Datastax Cassandra Administrator Certification Questions and Answer (Pratice Questions and Dumps)

Question-: You know when you write the data in Cassandra cluster there are various possible places where data would be written and while reading data back it checks all these storages to retrieve the latest possible data. However, for efficiency it needs to store the data in sorted order by clustering columns. Which of the following storage would have data stored by clustering column?

A. MemTable
B. SSTable
C. Partition Key Cache
D. Row Cache
E. Commit log

Answer: A, B
Exp: While writing the data Cassandra first write the data in the MemTable as well as CommitLog. In MemTable data would be sorted by the Clustering column but in the Commit log it would be written as sequentially as on when received means append only mode. SSTables are created using the Memtables, after certain interval all the MemTables are compacted and created as SSTable and would be stored on the disk. Once SSTables are created they can not be modified. Only new SSTable can be created from existing SSTable.

Admin and Dev both

Question-: Please map the following

A. Row Cache
B. Bloom Filter
C. Partition Key Cache
D. Partition Summary
E. Partition Index
F. Compression offset map

1. Subset of the partition data stored on disk in the SSTables will be stored in memory
2. Helps in finding which SSTables can have requested data
3. Access Mostly Uused Products by 50000+ Subscribers
4. Stores the sampling of partition index.
5. Stores an index of all partition keys mapped to their offset.
6. Stores pointers to the exact location on disk where the desired partition data will be found.

Answer: A-1, B-2, C-3, D-4, E-5
Exp: Cassandra read path goes through the various storages and indexes to return the correct data. And it uses the caches, summary, indexes etc. Let’s check one by one in sequence.

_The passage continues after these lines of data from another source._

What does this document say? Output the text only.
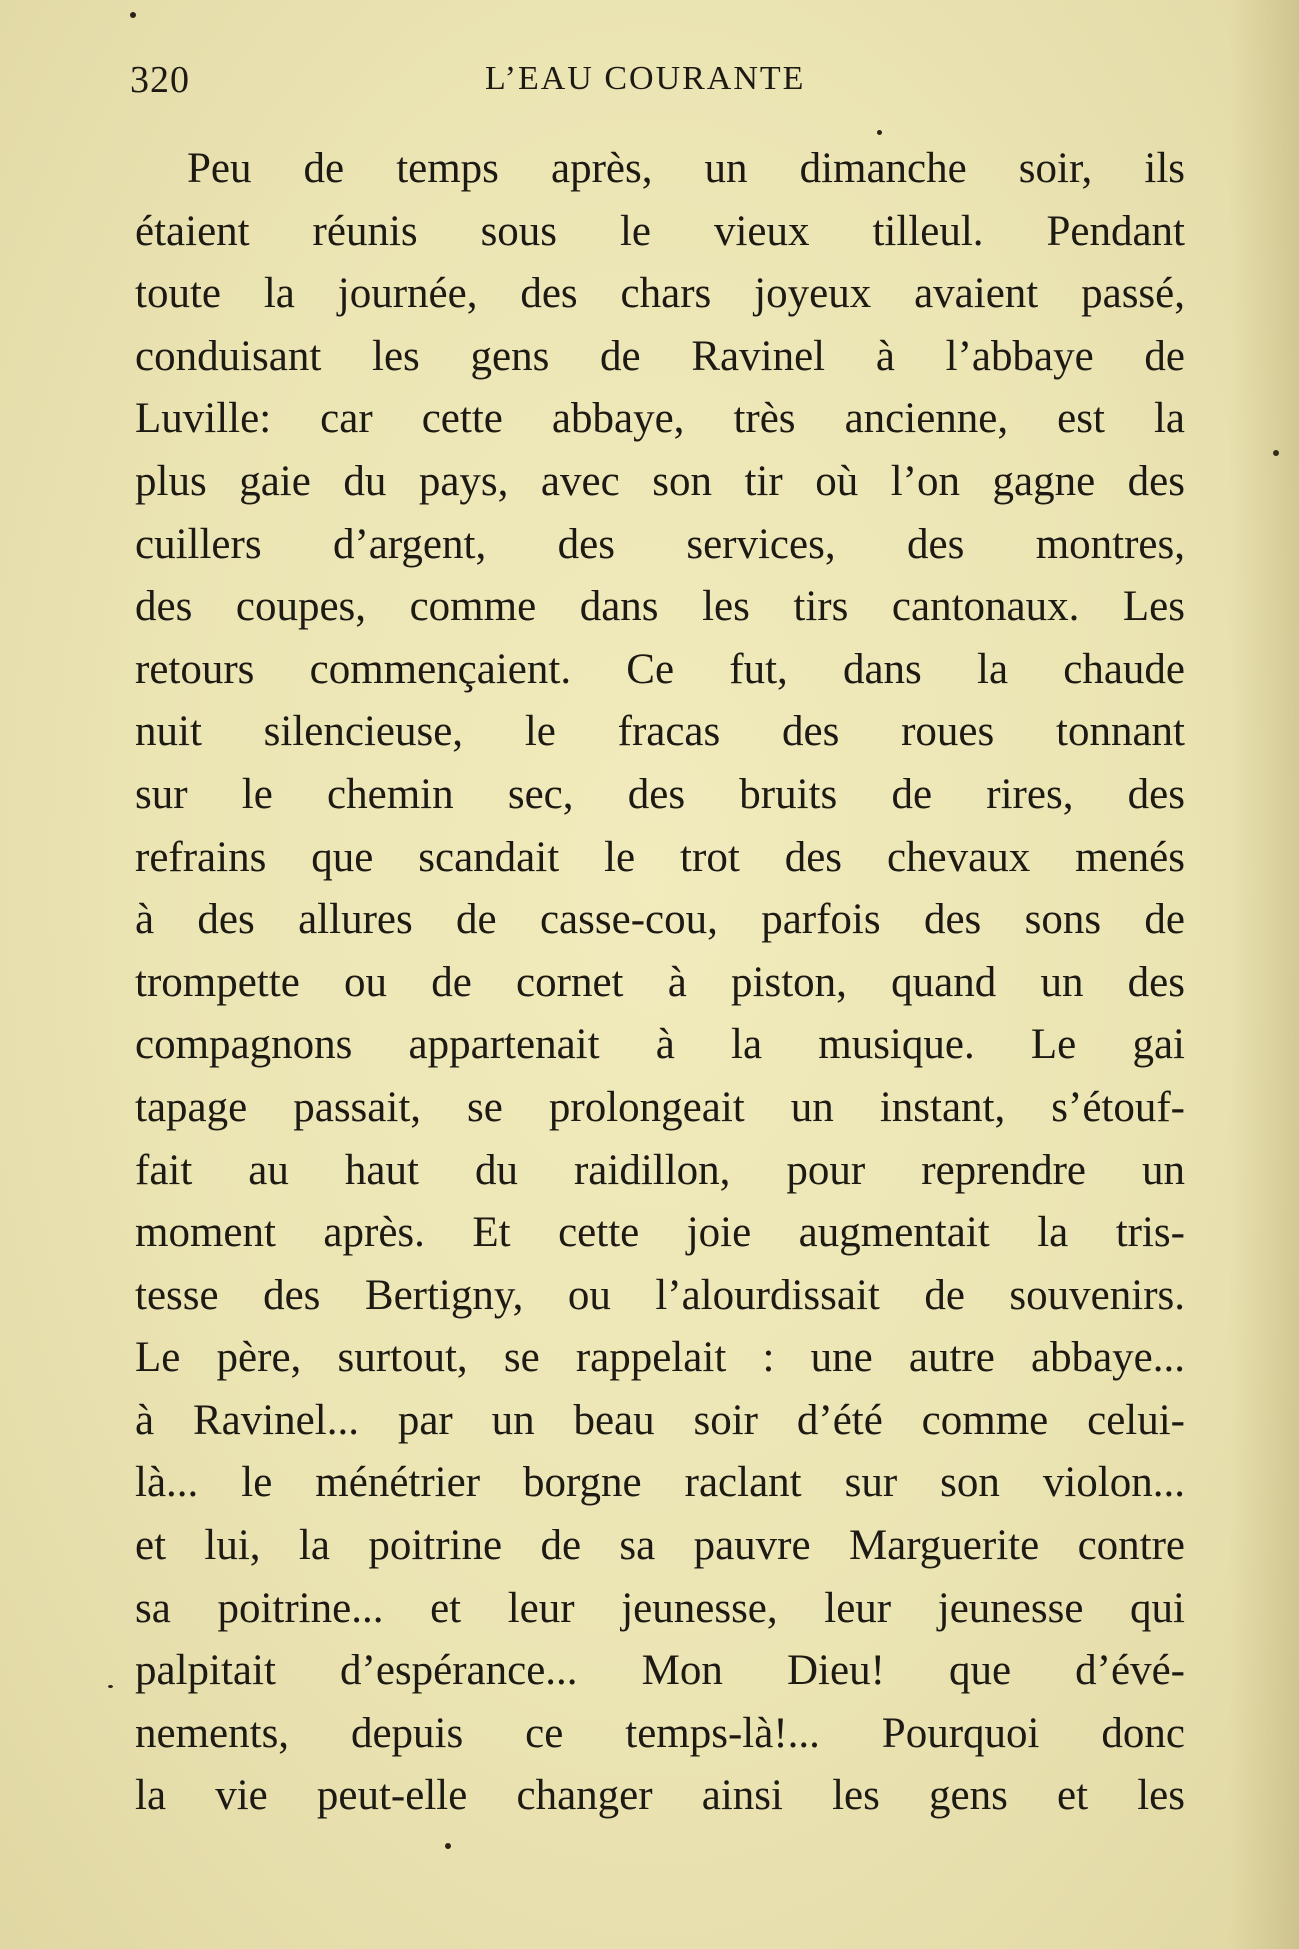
320	L’EAU COURANTE
Peu de temps après, un dimanche soir, ils
étaient réunis sous le vieux tilleul. Pendant
toute la journée, des chars joyeux avaient passé,
conduisant les gens de Ravinel à l’abbaye de
Luville: car cette abbaye, très ancienne, est la
plus gaie du pays, avec son tir où l’on gagne des
cuillers d’argent, des services, des montres,
des coupes, comme dans les tirs cantonaux. Les
retours commençaient. Ce fut, dans la chaude
nuit silencieuse, le fracas des roues tonnant
sur le chemin sec, des bruits de rires, des
refrains que scandait le trot des chevaux menés
à des allures de casse-cou, parfois des sons de
trompette ou de cornet à piston, quand un des
compagnons appartenait à la musique. Le gai
tapage passait, se prolongeait un instant, s’étouf-
fait au haut du raidillon, pour reprendre un
moment après. Et cette joie augmentait la tris-
tesse des Bertigny, ou l’alourdissait de souvenirs.
Le père, surtout, se rappelait : une autre abbaye...
à Ravinel... par un beau soir d’été comme celui-
là... le ménétrier borgne raclant sur son violon...
et lui, la poitrine de sa pauvre Marguerite contre
sa poitrine... et leur jeunesse, leur jeunesse qui
palpitait d’espérance... Mon Dieu! que d’évé-
nements, depuis ce temps-là!... Pourquoi donc
la vie peut-elle changer ainsi les gens et les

1. Memtable: This is in memory data structure, if desired data is found in that. It would be written from here only. Because it would have entire row requested stored. Hence, no further read require until and unless there is read repair.
2. Row Cache: It caches only when enabled. Which stores a subset of the partition data which is stored on disk in SSTable and bring in memory. It is off-heap storage and should not be considered while setting Java memory. And you have to specify the amount of memory you want to use as a cache. Remember it is not writing through. If a write comes in for the row, the cache of that row is invalidated and is not cached again until the row is read. If the partition is updated then the entire partition will be evicted from the cache. If the desired partition is not found in cache then Bloom Filter would be checked.
3. Access Mostly Uused Products by 50000+ Subscribers
4. Partition Key Cache: This is again needing to be enabled and off-heap. It stores the sampling of the partition index. A partition index contains all partition keys.
5. Partition Index: It is on the disk and stores an index of all partition keys mapped to their offset.
6. Compression offset map: It stores pointers to the exact location of disk that the desired partition data will be found.

Admin only

Question-: Please map the following

A. Partition Summary
B. Key Cache
C. SSTables
D. Partition Index

1. Stores the byte offset into the partition index.
2. Stores the byte offset of the most recently accessed records.
3. Access Mostly Uused Products by 50000+ Subscribers
4. Stores the index of all partition keys mapped to their offset.

Answer: A-1,B-2,C-3,D-4

Explanation: Cassandra read path goes through the various storages and indexes to return the correct data. And it uses the caches, summary, indexes etc. Let’s check one by one in sequence.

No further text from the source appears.